Koryta has gifted us with literary crime and suspense novels that twist and turn into unexpected plot nooks and crannies while remaining highly believable and credible. Once again, he brings his exquisite craftsmanship to the table with SO COLD THE RIVER, though he is serving up an entirely different feast this time. Nominally a crime novel and somewhat of a mystery as well, his latest effort is primarily a tale of the supernatural. If you want to make comparisons, it’s a bit closer to Peter Straub than to Stephen King, but it’s closest of all to Koryta’s past work. Think of it as taking place in that fog-laden field that he has driven past in his other books and looked at without commenting on it. The man has a style of his own, and it really can be appreciated when he steps outside of — or expands — his zone of familiarity as he does here.

And what is that, exactly? Koryta sets SO COLD THE RIVER smack dab in the middle of the real world, within the West Baden/French Lick, Indiana area and a real landmark, the West Baden Springs Hotel, a magnificent building that is breathtaking in its design. Koryta’s descriptions of this resort, along with images of the hotel you can find online, will rock your world. But this is not a return to the Overlook Hotel, transplanted to Indiana. This is where Eric Shaw, the star-crossed protagonist, stays as a guest while planning the film that will hopefully revitalize his movie-making career. Eric is a would-be filmmaker who came so close to achieving fame. When he missed the golden ring, he left Hollywood with his beautiful and supportive wife and returned to their native Chicago, full of disillusion. Now estranged from his wife, he is making what money he can producing tribute films for funeral presentations.

It is while presenting one of these movies at a wake that he meets Alyssa Bradford. Campbell Bradford, Alyssa’s father-in-law, is 95 years old, a fabulously wealthy man whose past is cloaked in mystery and whose future is surely counted in weeks if not days. Alyssa retains Eric to make a tribute film about Campbell as a present for her husband. There is little that she can tell Eric about him, other than that he was from the French Lick area and had saved a bottle of the Pluto-brand mineral water that at one time had been produced in the area and was reputed to have restorative properties.

Eric’s research is uphill, to say the least. There are but a few locals in the area who remember Campbell Bradford, and all of them insist the Campbell that Eric is researching could not be the same man, given that the Campbell of their memory would have been much older — and more notorious — than the millionaire whose remaining days are few and numbered. That bottle of Pluto Water, however, is behaving very strangely. The bottle itself has been cold to the touch ever since it got within spitting distance of West Baden. And, worse, Eric took a sip from the bottle. It is evident from the start that Eric isn’t quite right and may never be right again if he keeps drinking that water. Yet he can’t help himself.

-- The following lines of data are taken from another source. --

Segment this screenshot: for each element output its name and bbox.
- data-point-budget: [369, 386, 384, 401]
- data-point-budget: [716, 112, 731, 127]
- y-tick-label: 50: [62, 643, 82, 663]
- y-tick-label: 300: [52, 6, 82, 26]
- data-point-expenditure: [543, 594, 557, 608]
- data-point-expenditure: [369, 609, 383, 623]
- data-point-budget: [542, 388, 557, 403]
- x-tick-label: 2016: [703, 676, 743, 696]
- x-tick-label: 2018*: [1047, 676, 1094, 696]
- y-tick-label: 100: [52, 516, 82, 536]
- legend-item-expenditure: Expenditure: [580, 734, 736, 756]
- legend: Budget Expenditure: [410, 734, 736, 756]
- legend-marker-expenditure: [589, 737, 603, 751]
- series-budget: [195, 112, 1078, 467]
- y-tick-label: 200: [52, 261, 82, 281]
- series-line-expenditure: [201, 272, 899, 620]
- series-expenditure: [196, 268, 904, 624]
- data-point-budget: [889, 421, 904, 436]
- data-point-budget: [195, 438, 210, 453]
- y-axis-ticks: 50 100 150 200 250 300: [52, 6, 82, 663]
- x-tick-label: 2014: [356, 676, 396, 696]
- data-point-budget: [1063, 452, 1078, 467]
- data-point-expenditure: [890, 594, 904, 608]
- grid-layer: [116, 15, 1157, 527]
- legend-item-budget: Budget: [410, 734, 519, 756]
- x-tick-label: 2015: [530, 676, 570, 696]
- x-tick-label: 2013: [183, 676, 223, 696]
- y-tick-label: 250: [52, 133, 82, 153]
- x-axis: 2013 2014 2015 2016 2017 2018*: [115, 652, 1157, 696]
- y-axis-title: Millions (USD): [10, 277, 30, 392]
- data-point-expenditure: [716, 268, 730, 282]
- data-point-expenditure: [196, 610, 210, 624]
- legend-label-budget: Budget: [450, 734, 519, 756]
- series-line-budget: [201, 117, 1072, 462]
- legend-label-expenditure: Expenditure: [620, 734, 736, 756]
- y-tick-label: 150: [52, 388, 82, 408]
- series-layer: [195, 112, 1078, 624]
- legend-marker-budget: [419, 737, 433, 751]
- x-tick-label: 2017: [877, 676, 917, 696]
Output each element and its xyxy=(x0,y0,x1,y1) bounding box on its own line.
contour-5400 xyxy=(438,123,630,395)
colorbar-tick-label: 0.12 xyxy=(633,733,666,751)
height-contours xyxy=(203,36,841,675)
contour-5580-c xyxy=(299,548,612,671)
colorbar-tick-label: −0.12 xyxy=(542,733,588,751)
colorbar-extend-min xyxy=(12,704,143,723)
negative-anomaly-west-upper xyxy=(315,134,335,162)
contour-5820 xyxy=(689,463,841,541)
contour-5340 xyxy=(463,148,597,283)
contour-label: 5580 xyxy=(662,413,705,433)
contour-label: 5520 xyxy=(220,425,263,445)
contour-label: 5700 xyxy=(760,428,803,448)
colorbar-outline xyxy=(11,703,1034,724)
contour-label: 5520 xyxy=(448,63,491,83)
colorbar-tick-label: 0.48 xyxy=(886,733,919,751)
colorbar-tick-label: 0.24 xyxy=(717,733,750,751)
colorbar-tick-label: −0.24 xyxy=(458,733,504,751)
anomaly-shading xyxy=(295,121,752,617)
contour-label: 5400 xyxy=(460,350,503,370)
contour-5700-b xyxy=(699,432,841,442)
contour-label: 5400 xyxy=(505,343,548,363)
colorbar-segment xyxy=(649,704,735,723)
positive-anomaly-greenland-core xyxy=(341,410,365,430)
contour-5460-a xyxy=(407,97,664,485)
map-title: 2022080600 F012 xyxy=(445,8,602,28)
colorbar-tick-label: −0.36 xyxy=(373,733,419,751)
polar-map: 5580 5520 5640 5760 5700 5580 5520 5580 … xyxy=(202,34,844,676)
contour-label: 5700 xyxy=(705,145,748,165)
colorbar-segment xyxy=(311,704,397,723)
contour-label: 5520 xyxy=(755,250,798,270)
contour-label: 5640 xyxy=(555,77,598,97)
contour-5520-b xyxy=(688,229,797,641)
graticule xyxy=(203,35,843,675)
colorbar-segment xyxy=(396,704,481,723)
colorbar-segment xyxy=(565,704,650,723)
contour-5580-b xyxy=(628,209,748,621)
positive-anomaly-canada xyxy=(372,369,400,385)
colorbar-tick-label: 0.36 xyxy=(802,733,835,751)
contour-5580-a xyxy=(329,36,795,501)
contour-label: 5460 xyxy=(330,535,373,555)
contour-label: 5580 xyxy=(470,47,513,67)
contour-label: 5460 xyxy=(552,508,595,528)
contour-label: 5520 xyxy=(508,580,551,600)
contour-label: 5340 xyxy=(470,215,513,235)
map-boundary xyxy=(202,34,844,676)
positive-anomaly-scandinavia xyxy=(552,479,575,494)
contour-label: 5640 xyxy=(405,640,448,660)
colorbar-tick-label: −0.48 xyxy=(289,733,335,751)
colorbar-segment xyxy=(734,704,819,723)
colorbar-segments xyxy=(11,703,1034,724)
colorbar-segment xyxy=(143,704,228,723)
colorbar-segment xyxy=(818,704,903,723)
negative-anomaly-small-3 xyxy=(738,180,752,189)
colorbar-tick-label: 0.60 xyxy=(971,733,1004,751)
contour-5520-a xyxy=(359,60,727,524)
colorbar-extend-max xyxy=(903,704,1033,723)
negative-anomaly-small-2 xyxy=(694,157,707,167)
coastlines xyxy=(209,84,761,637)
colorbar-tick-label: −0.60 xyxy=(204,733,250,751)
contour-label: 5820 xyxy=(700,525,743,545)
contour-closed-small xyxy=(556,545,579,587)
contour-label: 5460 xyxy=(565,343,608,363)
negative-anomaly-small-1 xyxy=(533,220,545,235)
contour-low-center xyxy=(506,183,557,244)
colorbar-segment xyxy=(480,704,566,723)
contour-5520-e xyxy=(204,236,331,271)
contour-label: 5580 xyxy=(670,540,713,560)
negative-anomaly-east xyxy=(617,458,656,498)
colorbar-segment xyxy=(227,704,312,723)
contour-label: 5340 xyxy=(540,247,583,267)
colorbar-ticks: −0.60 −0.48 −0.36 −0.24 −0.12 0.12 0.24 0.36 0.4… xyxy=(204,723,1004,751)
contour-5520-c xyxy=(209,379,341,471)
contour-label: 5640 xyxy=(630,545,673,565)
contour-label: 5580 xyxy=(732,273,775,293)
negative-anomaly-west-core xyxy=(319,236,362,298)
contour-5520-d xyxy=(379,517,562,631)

Eric is not without allies. He meets a levelheaded graduate student named Kellen Cage, who is in the area doing research of his own. There is also an octogenarian named Anne McKinney, a storm watcher who senses that something big is coming. That something is Josiah Bradford, the last living descendent of the original Campbell Bradford. Josiah feels he is owed, and old, long-dead and long-gone Campbell just might feel the same way. Something is coming to West Baden — and when it gets there, nothing will be the same.

Those who enjoy crime novels and/or ghost stories will love SO COLD THE RIVER. Everything you could want is here in spades — romance, mystery, revenge, violence, and yes, redemption — and Koryta’s fine wordcraft and attention to detail make it even better. Set aside a night or two for it, and you will not be sorry.